Currently, the most common way to create biofuels is to use the sugars that can be found in the edible parts of many different kinds of plant. This requires “wasting” useful land growing biofuel plants, rather than using it to grow edible crops. In addition, it is also necessary to clear forested land in order to allow sufficient space for the growing of fuel crops. To produce sufficient biofuel amounts, severe deforestation would need to take place, which would increase the already high levels of atmospheric carbon dioxide with fewer trees to help clean the air.
The biofuel algae solves both problems. It can grow anywhere and doesn’t require that large masses of land be reappropriated in order to create growing fields. It also absorbs carbon dioxide, so it would aid in air scrubbing and the reduction of unbreathable, destructive atmospheric gas.
“If we can complete the final steps, we will have accomplished one of the most important potential agricultural transformations ever,” said University of Texas spokesman R. Malcolm Brown, Jr.
Indeed, the algae’s ability to create nanocellulose makes it seem like a wonder-plant.
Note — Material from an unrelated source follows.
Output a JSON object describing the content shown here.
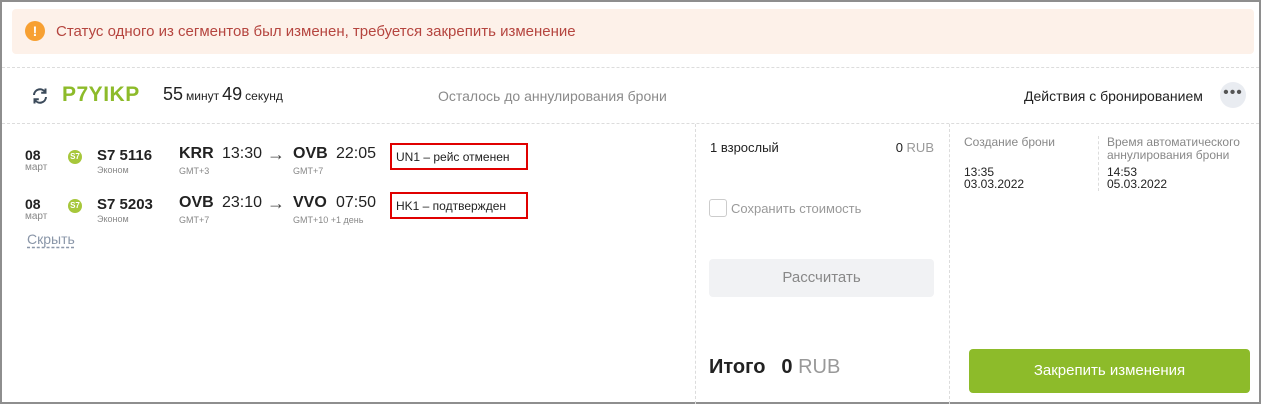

The long-chain molecules that it is capable of making can be used for more than just biofuel purposes. Their rigidity is as good as Kevlar body armor. Their flexibility is similar to many plastics, and they are capable of conducting electricity.
“We will have plants that produce nanocellulose abundantly and inexpensively. It can become the raw material for sustainable production of biofuels and many other products,” said Brown.
The algae also doesn’t require any special food to be provided for it. Like any other plant, it survives entirely on water and sunlight thanks to the bacteria that is associated with all forms of blue-green algae.
There is no way to determine when the research will be complete on the nanocellulose-producing algae, but scientists feel they are very close. Once completed, the algae could change the way the world runs, ushering a brave new world for energy as well as the way many household items are constructed.